Roberta Kalechofsky has written that she "agree[s] with I.B. Singer's statement, that 'every day is Treblinka for the animals, but also that "some agonies are too total to be compared with other agonies", and compared it to telling a dying child's parent: "Now you know how an animal feels."

=== Lack of human conflict with animals ===
Roberta Kalechofsky, a Jewish animal rights activist, wrote: "The agony of animals arises from different causes from those of the Holocaust. Human beings do not hate animals. They do not eat them because they hate them. They do not experiment on them because they hate them, they do not hunt them because they hate them. These were the motives for the Holocaust. Human beings have no ideological or theological conflict with animals."

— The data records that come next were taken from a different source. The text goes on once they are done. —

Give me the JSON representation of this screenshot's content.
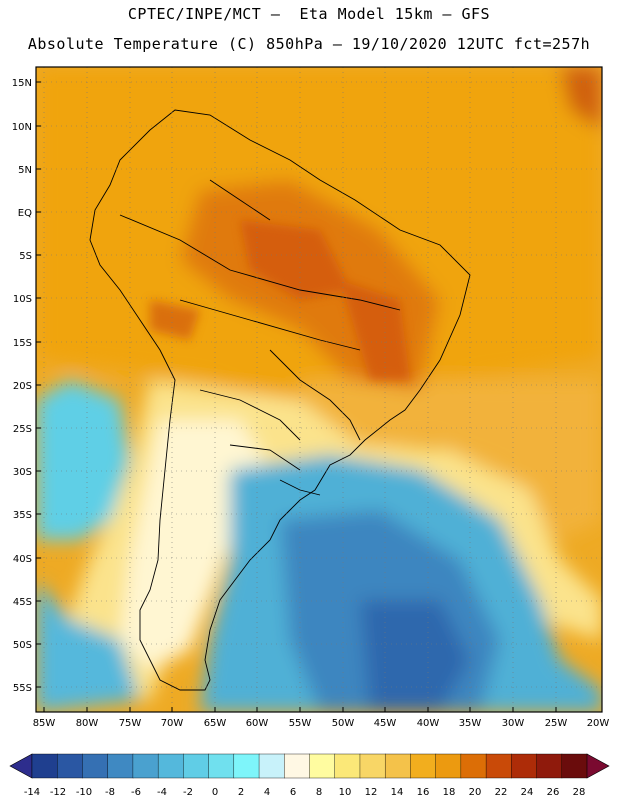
{
  "header": {
    "line1": "CPTEC/INPE/MCT –  Eta Model 15km – GFS",
    "line2": "Absolute Temperature (C) 850hPa – 19/10/2020 12UTC fct=257h"
  },
  "lat_labels": [
    "15N",
    "10N",
    "5N",
    "EQ",
    "5S",
    "10S",
    "15S",
    "20S",
    "25S",
    "30S",
    "35S",
    "40S",
    "45S",
    "50S",
    "55S"
  ],
  "lon_labels": [
    "85W",
    "80W",
    "75W",
    "70W",
    "65W",
    "60W",
    "55W",
    "50W",
    "45W",
    "40W",
    "35W",
    "30W",
    "25W",
    "20W"
  ],
  "colorbar": {
    "labels": [
      "-14",
      "-12",
      "-10",
      "-8",
      "-6",
      "-4",
      "-2",
      "0",
      "2",
      "4",
      "6",
      "8",
      "10",
      "12",
      "14",
      "16",
      "18",
      "20",
      "22",
      "24",
      "26",
      "28"
    ],
    "colors": [
      "#1f3f8f",
      "#2a57a3",
      "#3570b3",
      "#3f89c2",
      "#4aa1cf",
      "#54b8dc",
      "#60cde6",
      "#70e0ee",
      "#7ef5fa",
      "#c8f2fa",
      "#fff8e4",
      "#fffca0",
      "#fbe878",
      "#f8d666",
      "#f4c24a",
      "#f2ae1e",
      "#ec9a10",
      "#dc6e06",
      "#c94a08",
      "#ad2c08",
      "#8f1a0c",
      "#6a0c0c"
    ],
    "under_color": "#2d2d8d",
    "over_color": "#7a0a30"
  }
}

In regards to the objection that, unlike the Holocaust, humans do not kill animals due to hatred, Alex Hershaft said: "I don't think hatred is the relevant thing here. I think indifference is the key factor. Because the people who were gassing the Jews were not doing it out of hatred. It was their job. They didn't hate the Jews any more than the slaughterhouse workers hate the pigs. It's not a matter of personal feelings. Obviously, Hitler had the hatred. I'm not saying that element doesn't exist. But it's not very relevant. The hatred alone wouldn't do it. You couldn't get these thousands of executioners to hate in the way that Hitler hated. If you look at the map of Treblinka, the guards and the commandant were living on the camp grounds. You can't live with people you hate. These were people to be killed and they were the killers."